How do the roles and responsibilities of the House of Commons and the House of Lords differ?

Responsibility can be understood in two ways. Firstly it can mean acting in a sensible, reasonable or morally correct way. The government may argue that it is responsible, when it defies public opinion and embarks on a policy that it sees as in the interests of the general public, an example of this may be seen in Blair’s determination with the war with Saddam Hussein in Iraq. A second definition can mean,

accountability or answerability, implying the existence of a higher body by which it can be controlled.

The term therefore implies that the government is willing to accept blame and bear an appropriate penalty.

The House of Commons, along with Lords, performs several function previously mentioned. However the House of Commons also performs other duties, including the ability to ask for the justifying of decisions and ensuring the government face criticism. For example Peter Mandelson has twice been asked to resign following parliamentary scrutiny over a loan from the paymaster general and after the Hindousia affair. The House of Commons also delivers Private Members bills which allow moral issues to be addressed in the house due to Parties refusal to address such controversial and emotive topics. A final additional function is an ancient tradition where an MP has the opportunity to raise a grievance of an individual or constituency group. The House of Lords does not have elected members from geographical areas and therefore the Commons differs in this Redress of Grievances.

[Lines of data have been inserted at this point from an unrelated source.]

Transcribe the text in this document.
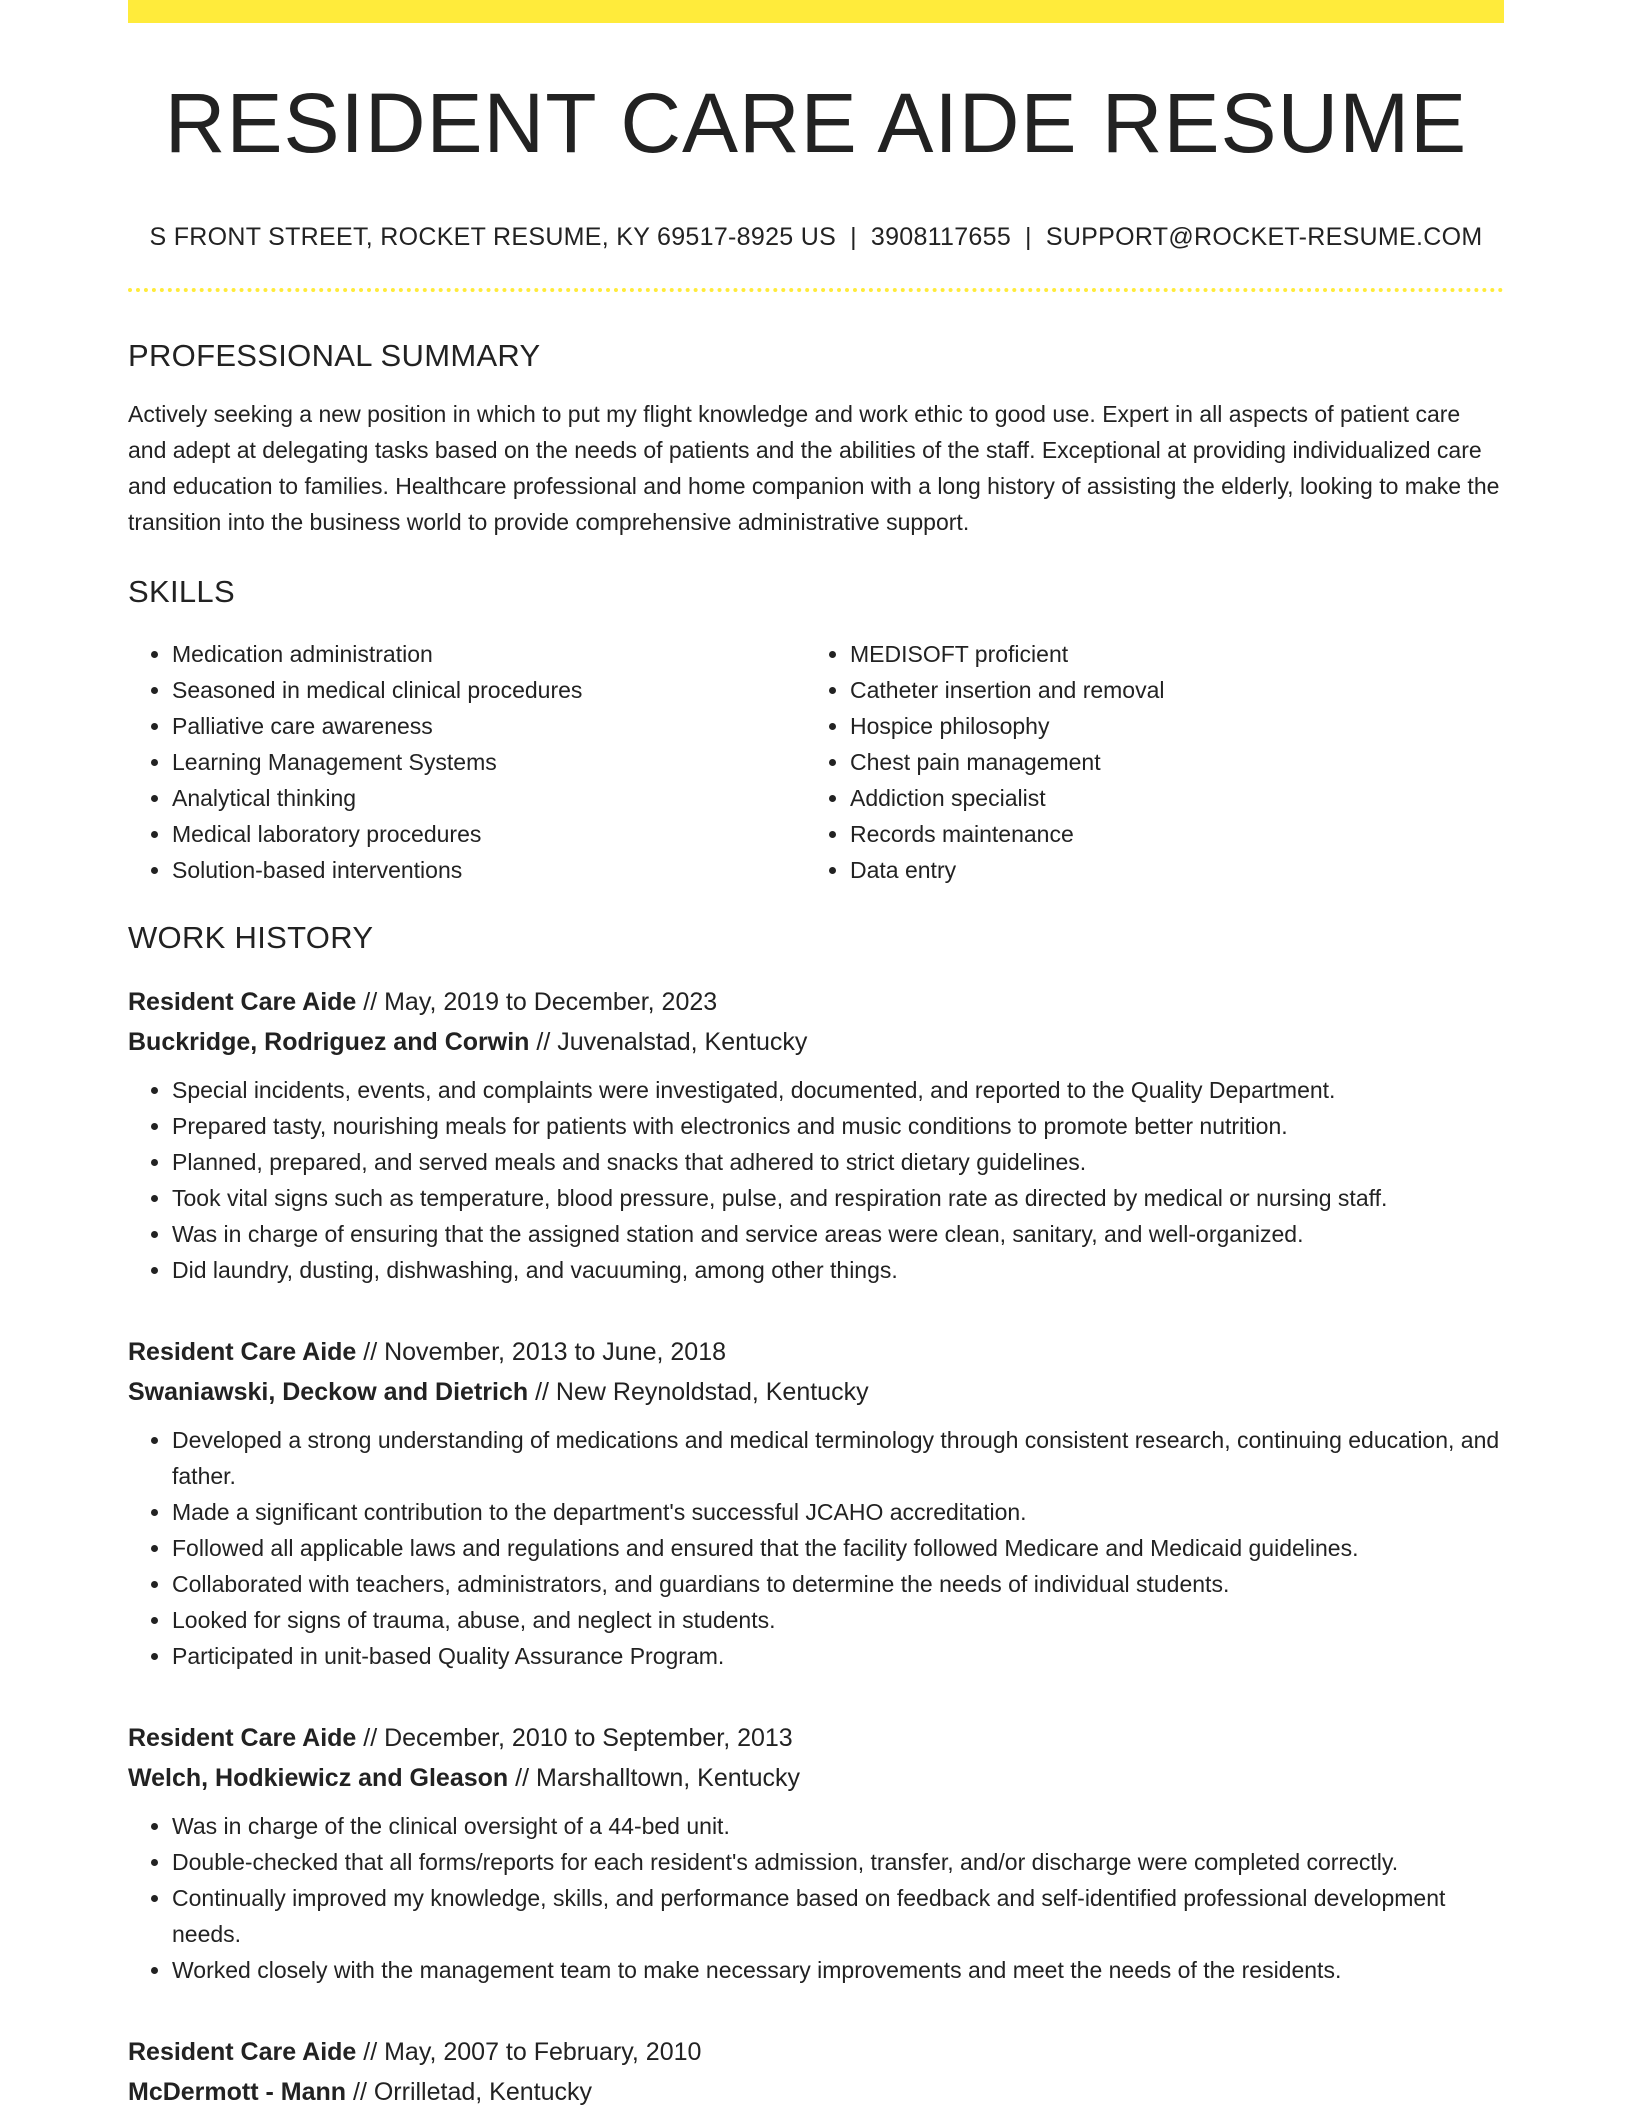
RESIDENT CARE AIDE RESUME
S FRONT STREET, ROCKET RESUME, KY 69517-8925 US | 3908117655 | SUPPORT@ROCKET-RESUME.COM
PROFESSIONAL SUMMARY
Actively seeking a new position in which to put my flight knowledge and work ethic to good use. Expert in all aspects of patient care and adept at delegating tasks based on the needs of patients and the abilities of the staff. Exceptional at providing individualized care and education to families. Healthcare professional and home companion with a long history of assisting the elderly, looking to make the transition into the business world to provide comprehensive administrative support.
SKILLS
• Medication administration
• Seasoned in medical clinical procedures
• Palliative care awareness
• Learning Management Systems
• Analytical thinking
• Medical laboratory procedures
• Solution-based interventions
• MEDISOFT proficient
• Catheter insertion and removal
• Hospice philosophy
• Chest pain management
• Addiction specialist
• Records maintenance
• Data entry
WORK HISTORY
Resident Care Aide // May, 2019 to December, 2023
Buckridge, Rodriguez and Corwin // Juvenalstad, Kentucky
• Special incidents, events, and complaints were investigated, documented, and reported to the Quality Department.
• Prepared tasty, nourishing meals for patients with electronics and music conditions to promote better nutrition.
• Planned, prepared, and served meals and snacks that adhered to strict dietary guidelines.
• Took vital signs such as temperature, blood pressure, pulse, and respiration rate as directed by medical or nursing staff.
• Was in charge of ensuring that the assigned station and service areas were clean, sanitary, and well-organized.
• Did laundry, dusting, dishwashing, and vacuuming, among other things.
Resident Care Aide // November, 2013 to June, 2018
Swaniawski, Deckow and Dietrich // New Reynoldstad, Kentucky
• Developed a strong understanding of medications and medical terminology through consistent research, continuing education, and father.
• Made a significant contribution to the department's successful JCAHO accreditation.
• Followed all applicable laws and regulations and ensured that the facility followed Medicare and Medicaid guidelines.
• Collaborated with teachers, administrators, and guardians to determine the needs of individual students.
• Looked for signs of trauma, abuse, and neglect in students.
• Participated in unit-based Quality Assurance Program.
Resident Care Aide // December, 2010 to September, 2013
Welch, Hodkiewicz and Gleason // Marshalltown, Kentucky
• Was in charge of the clinical oversight of a 44-bed unit.
• Double-checked that all forms/reports for each resident's admission, transfer, and/or discharge were completed correctly.
• Continually improved my knowledge, skills, and performance based on feedback and self-identified professional development needs.
• Worked closely with the management team to make necessary improvements and meet the needs of the residents.
Resident Care Aide // May, 2007 to February, 2010
McDermott - Mann // Orrilletad, Kentucky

The House of Lords, performs, like the Commons the role of giving legitimacy to laws, however its legitimacy doesn’t come form elections but from historical constitutional roles. Similarly it scrutinises government policy but unlike the Commons cam give more time to this, as its members are less dependent on the government and scrutiny is more detailed as many Lords have expertise in several fields including British and European law. The Lords also includes peers which belong to a department of state, as in the House of Commons but few members are in the executive.

Although the House of Lords can introduce Private members Bills they are prone to failure and so the Commons has more power where introducing bills are concerned. Despite this the Lords is still a dominant force in delaying Bills for up to a year and can amend bills coming through the house, this along with restrictions on time within government can make the executive drop proposed legislation.

Most distinctively the House of Lords has expertise which allow for a much greater scrutiny of Legislation than in the House of Commons, where few ministers have the expertise to run their own departments. Finally, and most notable is that the House of Lords is the highest court in the land and the supreme court of Appeal. This is considered the greatest difference between the Commons and the Lords.

The Commons undoubtedly has more power than the Lords, and this gap is likely to only get bigger. However the Commons has diminished gradually as its power is transferred to the executive. In a democratic country it is felt that both chambers are needed, the Lords giving an unprecedented amount of knowledge and expertise to the political system which can not be found in the Commons.